İlerlemiş yaşına rağmen yakınlarda girdiği seçimlerde zafer
kazanan Mahatir Muhammed'i hatırlayan vardır.
Mahatir, ülkesi Malezya'yı 1997 Asya krizinin pençesinden, IMF
reçetesi olmadan çıkaracağını söylediğinde imkânsızın peşinden
koşmakla eleştirilmişti. Siyasi popülaritesi o yıllarda yüksek olan
Mahatir Muhammed, IMF'siz kriz yönetimini başararak, ilham kaynağı
oldu.
Türkiye ise 1999 sonunda temelleri atılan, 2000 başında devreye
giren ve 2001 Şubat'ında hem de IMF kontrolünde iken krizle
sonuçlanan acı tecrübeden sonra, 2002'den itibaren farklı bir çaba
sergiledi.
2002-2008 arasında AK Parti iktidarı, IMF ile çalışmak zorunda
kaldı. Fon'un, insanı göz ardı eden katı politikalarına karşı
Türkiye, sosyal programları ve büyüme odaklı yaklaşımları ön plana
çıkarmayı başardı. 10 yıl önce (2008) Stand-By defterini kapatan
Ankara, 5 yıl önce de (2013) IMF'ye olan borcun tamamını ödedi.
Piyasa dediğimiz, küresel para akışını yöneten merkezler, bilek güreşi yapmayı da bilek bükmeyi de severler.
Dışa açık ekonomilerde, iç tasarrufların yeterli olmadığı durumlarda, piyasaların beklentilerini siyasi iktidarlara dayatmaları bilinen bir gerçektir.
Tıpkı bugün Türkiye'de yaşandığı gibi. Sığ piyasada kurları tetikle, dış kaynak girişini azalt, merkez bankasını "faiz şoku vermeye" zorla! *** Cumhurbaşkanı Erdoğan'ın, iç ve dış zorlamalara yönelik tavrını cümle âlem biliyor. Diklenmeden dik durmak.
Böyle türbülans anlarında Cumhurbaşkanı, istişareye her zamankinden daha fazla önem veriyor, hatta bazen içine sinmese de esnek kararlar alabiliyor. Bugün, sade vatandaşın günlük hayatına da tesir eden kur hareketlenmesinden türeyen yığınla söylemle karşı karşıyayız.
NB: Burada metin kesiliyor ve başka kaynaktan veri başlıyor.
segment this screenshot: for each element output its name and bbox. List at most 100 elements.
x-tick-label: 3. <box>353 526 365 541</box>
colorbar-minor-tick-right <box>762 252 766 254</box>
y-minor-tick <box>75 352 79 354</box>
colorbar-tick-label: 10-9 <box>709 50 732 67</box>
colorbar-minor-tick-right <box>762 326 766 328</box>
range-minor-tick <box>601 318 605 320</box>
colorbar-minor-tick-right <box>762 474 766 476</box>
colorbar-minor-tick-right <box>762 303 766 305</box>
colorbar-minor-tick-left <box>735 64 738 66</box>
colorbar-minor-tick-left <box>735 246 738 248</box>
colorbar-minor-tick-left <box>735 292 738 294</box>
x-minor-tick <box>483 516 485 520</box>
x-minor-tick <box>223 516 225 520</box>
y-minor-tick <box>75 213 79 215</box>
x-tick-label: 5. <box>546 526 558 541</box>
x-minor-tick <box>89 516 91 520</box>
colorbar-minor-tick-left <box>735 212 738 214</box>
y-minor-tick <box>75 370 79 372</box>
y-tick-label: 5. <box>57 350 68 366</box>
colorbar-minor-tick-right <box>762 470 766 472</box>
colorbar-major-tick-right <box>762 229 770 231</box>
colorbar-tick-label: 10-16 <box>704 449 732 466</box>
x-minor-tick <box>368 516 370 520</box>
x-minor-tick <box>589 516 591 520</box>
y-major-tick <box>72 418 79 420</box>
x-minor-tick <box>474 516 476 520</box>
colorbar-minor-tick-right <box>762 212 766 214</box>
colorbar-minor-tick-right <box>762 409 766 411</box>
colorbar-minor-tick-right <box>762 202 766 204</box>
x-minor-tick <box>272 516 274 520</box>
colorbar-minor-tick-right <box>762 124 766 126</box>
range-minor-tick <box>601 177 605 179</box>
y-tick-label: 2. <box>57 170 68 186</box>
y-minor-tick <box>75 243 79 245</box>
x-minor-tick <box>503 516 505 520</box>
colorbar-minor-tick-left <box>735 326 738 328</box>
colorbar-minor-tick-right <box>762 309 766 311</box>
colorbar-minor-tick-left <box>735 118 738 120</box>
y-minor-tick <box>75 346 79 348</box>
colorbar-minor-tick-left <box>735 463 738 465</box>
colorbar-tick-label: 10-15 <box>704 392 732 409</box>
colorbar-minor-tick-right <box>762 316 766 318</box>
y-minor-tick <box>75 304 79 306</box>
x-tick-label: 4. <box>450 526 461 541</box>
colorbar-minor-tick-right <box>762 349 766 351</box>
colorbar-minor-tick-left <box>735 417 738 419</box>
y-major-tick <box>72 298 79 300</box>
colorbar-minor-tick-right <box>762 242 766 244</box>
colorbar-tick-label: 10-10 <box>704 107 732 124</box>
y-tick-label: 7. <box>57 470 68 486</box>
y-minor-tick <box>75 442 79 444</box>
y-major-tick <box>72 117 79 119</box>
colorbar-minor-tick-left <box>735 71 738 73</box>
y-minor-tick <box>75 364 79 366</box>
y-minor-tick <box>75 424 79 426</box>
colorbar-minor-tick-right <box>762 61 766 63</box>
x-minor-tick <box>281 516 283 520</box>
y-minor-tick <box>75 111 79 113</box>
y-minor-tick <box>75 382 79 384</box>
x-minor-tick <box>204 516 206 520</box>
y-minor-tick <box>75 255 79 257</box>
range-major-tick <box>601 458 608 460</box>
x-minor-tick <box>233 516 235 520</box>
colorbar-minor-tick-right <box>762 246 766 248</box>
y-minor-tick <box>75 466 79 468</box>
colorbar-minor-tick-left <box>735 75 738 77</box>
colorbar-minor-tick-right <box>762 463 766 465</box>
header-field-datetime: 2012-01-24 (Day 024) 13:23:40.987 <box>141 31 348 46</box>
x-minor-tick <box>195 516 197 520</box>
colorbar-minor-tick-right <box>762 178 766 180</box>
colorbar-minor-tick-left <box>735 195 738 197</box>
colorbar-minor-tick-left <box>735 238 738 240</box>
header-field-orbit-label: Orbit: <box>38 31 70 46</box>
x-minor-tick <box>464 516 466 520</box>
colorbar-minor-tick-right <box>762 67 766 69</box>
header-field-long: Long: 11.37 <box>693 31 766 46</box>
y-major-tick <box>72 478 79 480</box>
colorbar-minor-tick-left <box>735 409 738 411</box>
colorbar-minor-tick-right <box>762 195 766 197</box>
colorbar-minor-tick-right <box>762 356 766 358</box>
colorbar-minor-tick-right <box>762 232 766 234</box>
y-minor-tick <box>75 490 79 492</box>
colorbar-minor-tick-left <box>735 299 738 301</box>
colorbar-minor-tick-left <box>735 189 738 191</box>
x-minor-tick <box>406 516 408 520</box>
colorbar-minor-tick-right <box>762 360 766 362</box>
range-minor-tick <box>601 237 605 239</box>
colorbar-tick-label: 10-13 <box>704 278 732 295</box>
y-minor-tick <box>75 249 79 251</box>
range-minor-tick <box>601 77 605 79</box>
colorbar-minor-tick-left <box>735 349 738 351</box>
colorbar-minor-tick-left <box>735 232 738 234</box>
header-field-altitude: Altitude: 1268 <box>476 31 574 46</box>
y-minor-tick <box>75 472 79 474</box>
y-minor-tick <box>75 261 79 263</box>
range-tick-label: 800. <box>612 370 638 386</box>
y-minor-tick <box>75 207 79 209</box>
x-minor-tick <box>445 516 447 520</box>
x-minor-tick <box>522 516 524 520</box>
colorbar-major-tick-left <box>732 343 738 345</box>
Olgudan çok algının ağır bastığı böyle durumlarda, ekonomiyi "psikolojik faktörler" belirliyor.
ABD'de para ile ilgili kuruluşların çoğunda psikolog istihdam edilmesi de bu açıdan şaşırtıcı değil. Seçime kadar geçecek 33 günü "piyasayı gözeterek ama piyasa dayatmasına teslim olmadan ve rasyonel önlem almaktan çekinmeden" tamamlamalıyız.
Seçimin ardından, Cumhurbaşkanı Erdoğan'ın, siyasi doktrinine uygun bir ekonomik program yazılması ya da mevcut programın seçimin galibinin siyasi tercihlerine göre düzenlenmesi mutlak gereklilik.
"Faiz-Enflasyon ilişkisini", "Yerli para ile dış ticareti", "Altına dayalı rezerv yönetimini" mevcut program altında hayata geçirmekte güçlük çekiyorsak, dünyaya anlatacak ve piyasaları ikna yeni bir programa ihtiyaç var demektir.
Özetle... Türkiye'nin seçimi, ekonomide de bugünkü operasyonlara karşı dik duracak yeni ekiplerin, yeni tercihlerin, yeni reçetelerin seçimi olacak.
Ve son nokta...
AK Parti'nin dün açıklanan milletvekili listeleri, 300'ün üzerinde vekil hedeflendiğini, ekonomi ile ilgili takımın veya anlayışın değişeceğini, sadakat-liyakat dengesinin kurulduğunu gösteriyor.